Similarly, Spaulding said that although the Boch Center doesn’t have a mask policy and isn’t planning to require proof of vaccination, that could change.

“We’re going to follow what the state says, [but] if a show decides that’s the way they want to go, we’re going to have to do that,” said Spaulding.

Bucking this trend is ArtsEmerson, which plans to require masks for both guests and staff (but not performers on stage) across all its venues. Executive director David C. Howse said the organization, whose first indoor performance opens Nov. 12 at the Cutler Majestic Theatre, has updated its ventilation systems and is encouraging guests to use digital or mailed tickets. Theatergoers will not be asked for proof of vaccination.

“[W]e will continue to monitor the situation and adapt our protocols as needed,” Howse said in a statement.

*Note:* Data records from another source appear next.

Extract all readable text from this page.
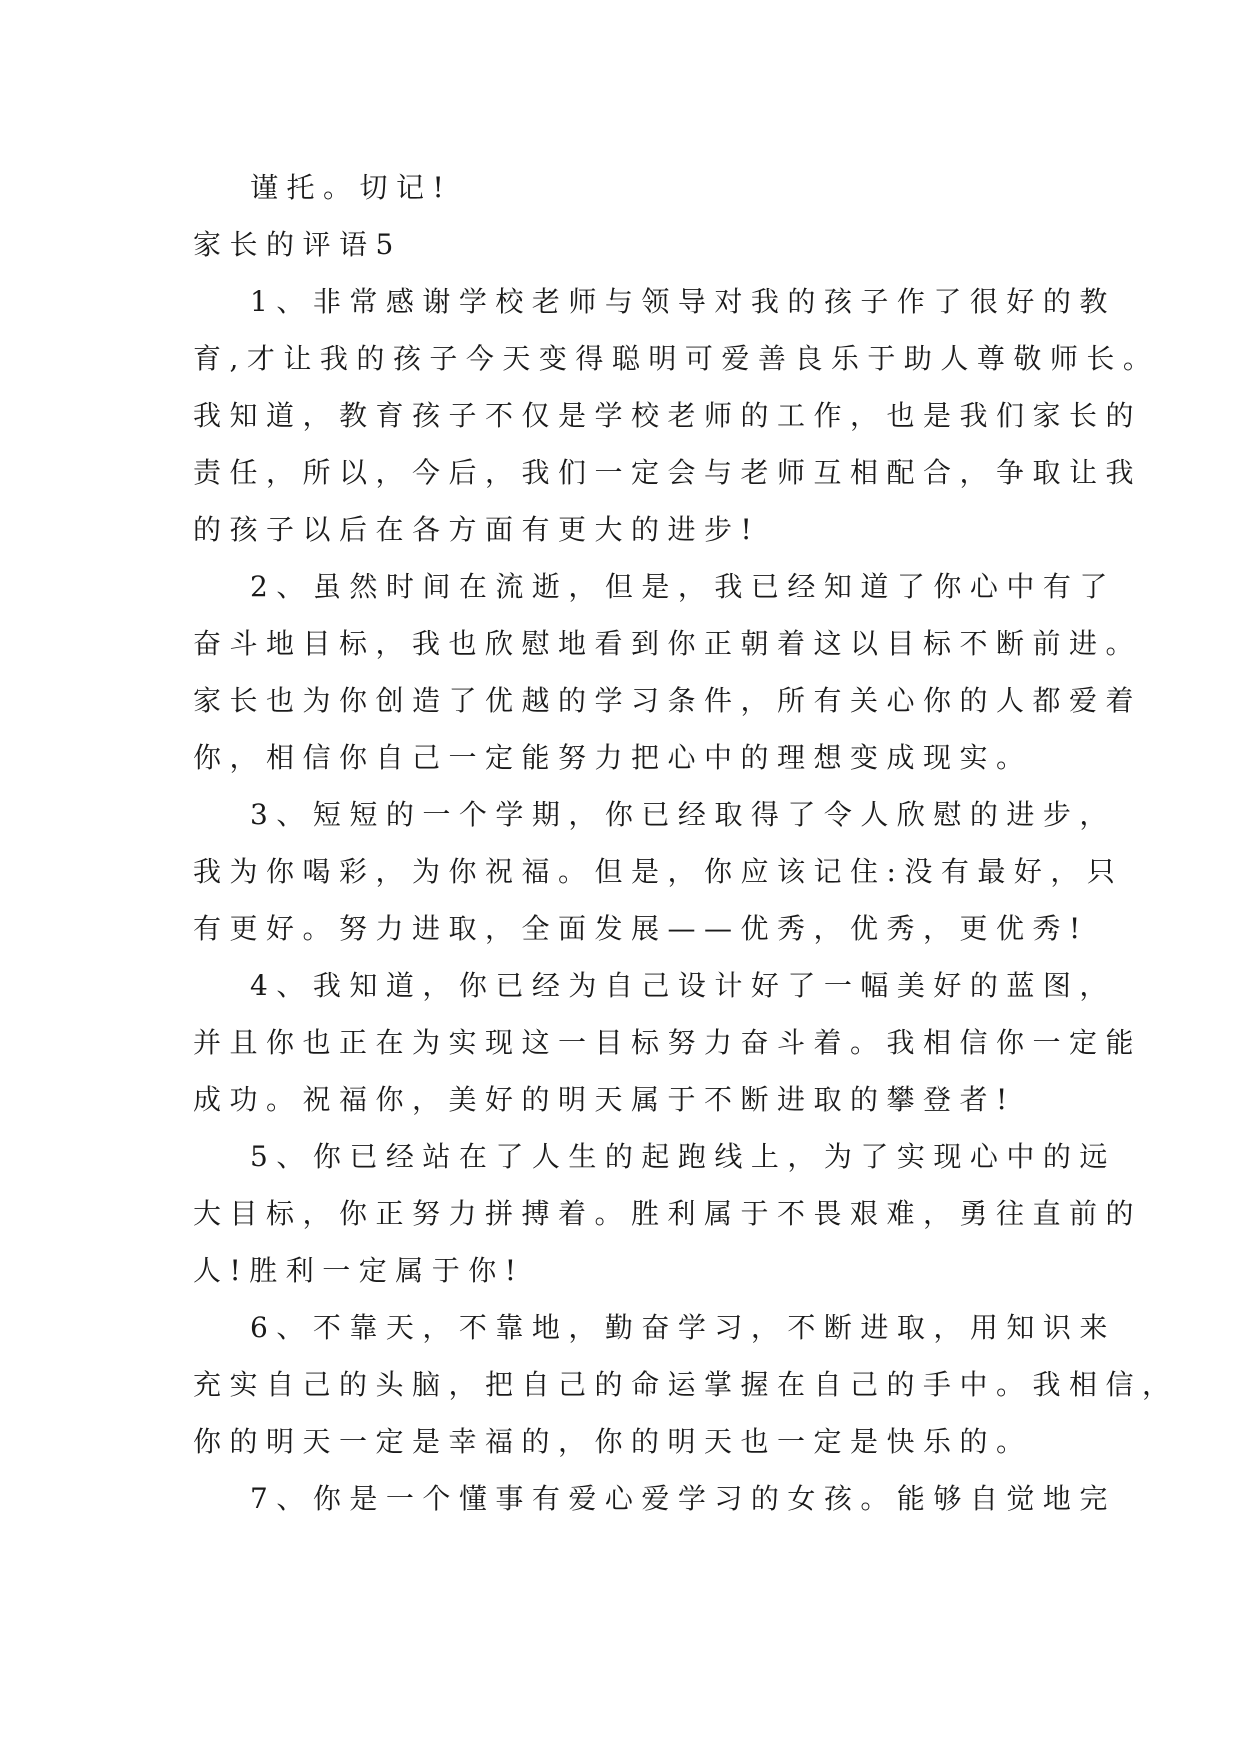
谨托。切记!
家长的评语5
1、非常感谢学校老师与领导对我的孩子作了很好的教
育,才让我的孩子今天变得聪明可爱善良乐于助人尊敬师长。
我知道，教育孩子不仅是学校老师的工作，也是我们家长的
责任，所以，今后，我们一定会与老师互相配合，争取让我
的孩子以后在各方面有更大的进步!
2、虽然时间在流逝，但是，我已经知道了你心中有了
奋斗地目标，我也欣慰地看到你正朝着这以目标不断前进。
家长也为你创造了优越的学习条件，所有关心你的人都爱着
你，相信你自己一定能努力把心中的理想变成现实。
3、短短的一个学期，你已经取得了令人欣慰的进步，
我为你喝彩，为你祝福。但是，你应该记住:没有最好，只
有更好。努力进取，全面发展——优秀，优秀，更优秀!
4、我知道，你已经为自己设计好了一幅美好的蓝图，
并且你也正在为实现这一目标努力奋斗着。我相信你一定能
成功。祝福你，美好的明天属于不断进取的攀登者!
5、你已经站在了人生的起跑线上，为了实现心中的远
大目标，你正努力拼搏着。胜利属于不畏艰难，勇往直前的
人!胜利一定属于你!
6、不靠天，不靠地，勤奋学习，不断进取，用知识来
充实自己的头脑，把自己的命运掌握在自己的手中。我相信，
你的明天一定是幸福的，你的明天也一定是快乐的。
7、你是一个懂事有爱心爱学习的女孩。能够自觉地完
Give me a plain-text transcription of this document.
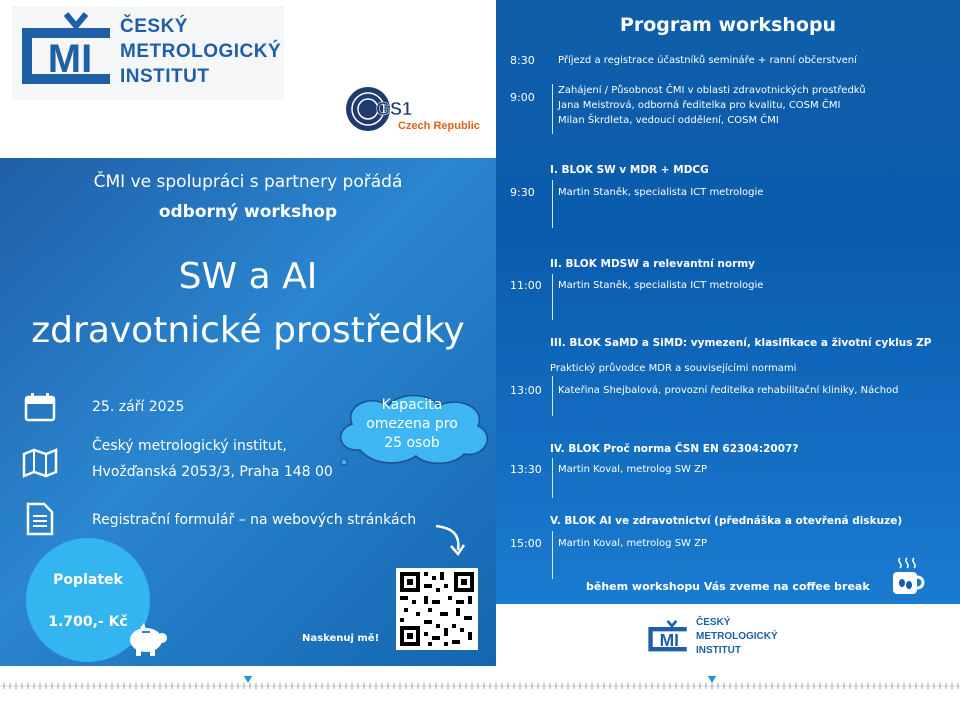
MI
ČESKÝ
METROLOGICKÝ
INSTITUT
GS1
Czech Republic
ČMI ve spolupráci s partnery pořádá
odborný workshop
SW a AI
zdravotnické prostředky
25. září 2025
Český metrologický institut,
Hvožďanská 2053/3, Praha 148 00
Registrační formulář – na webových stránkách
Kapacita
omezena pro
25 osob
Poplatek
1.700,- Kč
Naskenuj mě!
Program workshopu
8:30 Příjezd a registrace účastníků semináře + ranní občerstvení
9:00
Zahájení / Působnost ČMI v oblasti zdravotnických prostředků
Jana Meistrová, odborná ředitelka pro kvalitu, COSM ČMI
Milan Škrdleta, vedoucí oddělení, COSM ČMI
I. BLOK SW v MDR + MDCG
9:30 Martin Staněk, specialista ICT metrologie
II. BLOK MDSW a relevantní normy
11:00 Martin Staněk, specialista ICT metrologie
III. BLOK SaMD a SiMD: vymezení, klasifikace a životní cyklus ZP
Praktický průvodce MDR a souvisejícími normami
13:00 Kateřina Shejbalová, provozní ředitelka rehabilitační kliniky, Náchod
IV. BLOK Proč norma ČSN EN 62304:2007?
13:30 Martin Koval, metrolog SW ZP
V. BLOK AI ve zdravotnictví (přednáška a otevřená diskuze)
15:00 Martin Koval, metrolog SW ZP
během workshopu Vás zveme na coffee break
MI
ČESKÝ
METROLOGICKÝ
INSTITUT
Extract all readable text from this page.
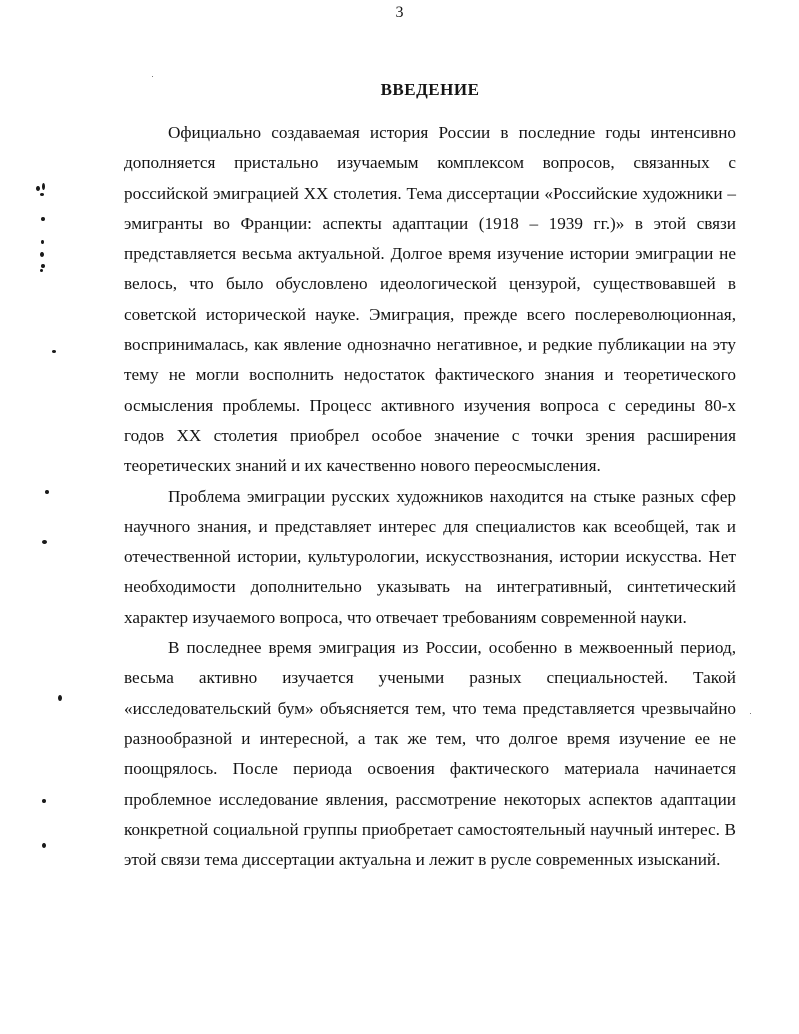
3
ВВЕДЕНИЕ

Официально создаваемая история России в последние годы интенсивно дополняется пристально изучаемым комплексом вопросов, связанных с российской эмиграцией XX столетия. Тема диссертации «Российские художники – эмигранты во Франции: аспекты адаптации (1918 – 1939 гг.)» в этой связи представляется весьма актуальной. Долгое время изучение истории эмиграции не велось, что было обусловлено идеологической цензурой, существовавшей в советской исторической науке. Эмиграция, прежде всего послереволюционная, воспринималась, как явление однозначно негативное, и редкие публикации на эту тему не могли восполнить недостаток фактического знания и теоретического осмысления проблемы. Процесс активного изучения вопроса с середины 80-х годов XX столетия приобрел особое значение с точки зрения расширения теоретических знаний и их качественно нового переосмысления.

Проблема эмиграции русских художников находится на стыке разных сфер научного знания, и представляет интерес для специалистов как всеобщей, так и отечественной истории, культурологии, искусствознания, истории искусства. Нет необходимости дополнительно указывать на интегративный, синтетический характер изучаемого вопроса, что отвечает требованиям современной науки.

В последнее время эмиграция из России, особенно в межвоенный период, весьма активно изучается учеными разных специальностей. Такой «исследовательский бум» объясняется тем, что тема представляется чрезвычайно разнообразной и интересной, а так же тем, что долгое время изучение ее не поощрялось. После периода освоения фактического материала начинается проблемное исследование явления, рассмотрение некоторых аспектов адаптации конкретной социальной группы приобретает самостоятельный научный интерес. В этой связи тема диссертации актуальна и лежит в русле современных изысканий.
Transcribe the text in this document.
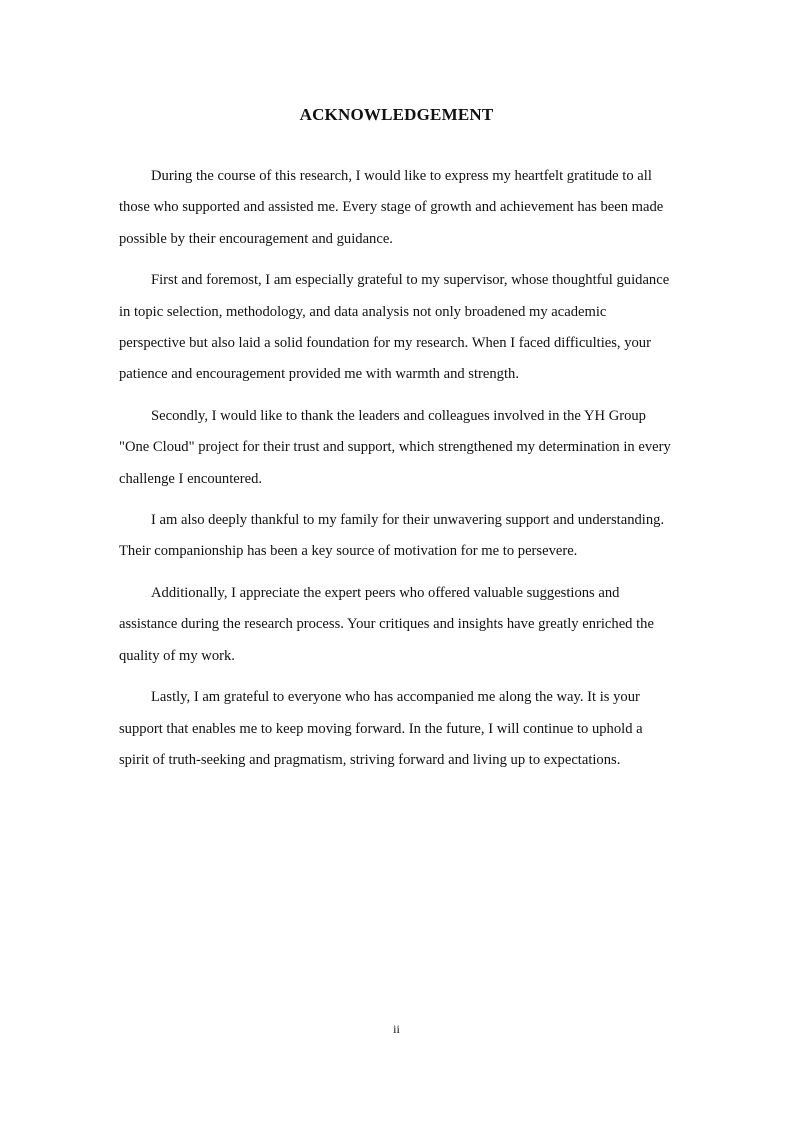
ACKNOWLEDGEMENT

During the course of this research, I would like to express my heartfelt gratitude to all those who supported and assisted me. Every stage of growth and achievement has been made possible by their encouragement and guidance.

First and foremost, I am especially grateful to my supervisor, whose thoughtful guidance in topic selection, methodology, and data analysis not only broadened my academic perspective but also laid a solid foundation for my research. When I faced difficulties, your patience and encouragement provided me with warmth and strength.

Secondly, I would like to thank the leaders and colleagues involved in the YH Group "One Cloud" project for their trust and support, which strengthened my determination in every challenge I encountered.

I am also deeply thankful to my family for their unwavering support and understanding. Their companionship has been a key source of motivation for me to persevere.

Additionally, I appreciate the expert peers who offered valuable suggestions and assistance during the research process. Your critiques and insights have greatly enriched the quality of my work.

Lastly, I am grateful to everyone who has accompanied me along the way. It is your support that enables me to keep moving forward. In the future, I will continue to uphold a spirit of truth-seeking and pragmatism, striving forward and living up to expectations.

ii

Speaking more generally, a spokeswoman for the American Repertory Theater, whose first indoor show opens in September at the Loeb Drama Center, said the Cambridge theater is taking a wait-and-see approach.

“Specific policies and procedures based on disease dynamics . . . will be confirmed prior to the start of performances,” public relations director Rebecca Curtiss said in a statement.

ArtsBoston’s Peterson said the coming months may be a little rocky.

“It’s not going to be 100 percent perfect for everybody,” she said, “but it’s going to enable a lot of people to go back and enjoy the magic of live arts performance.”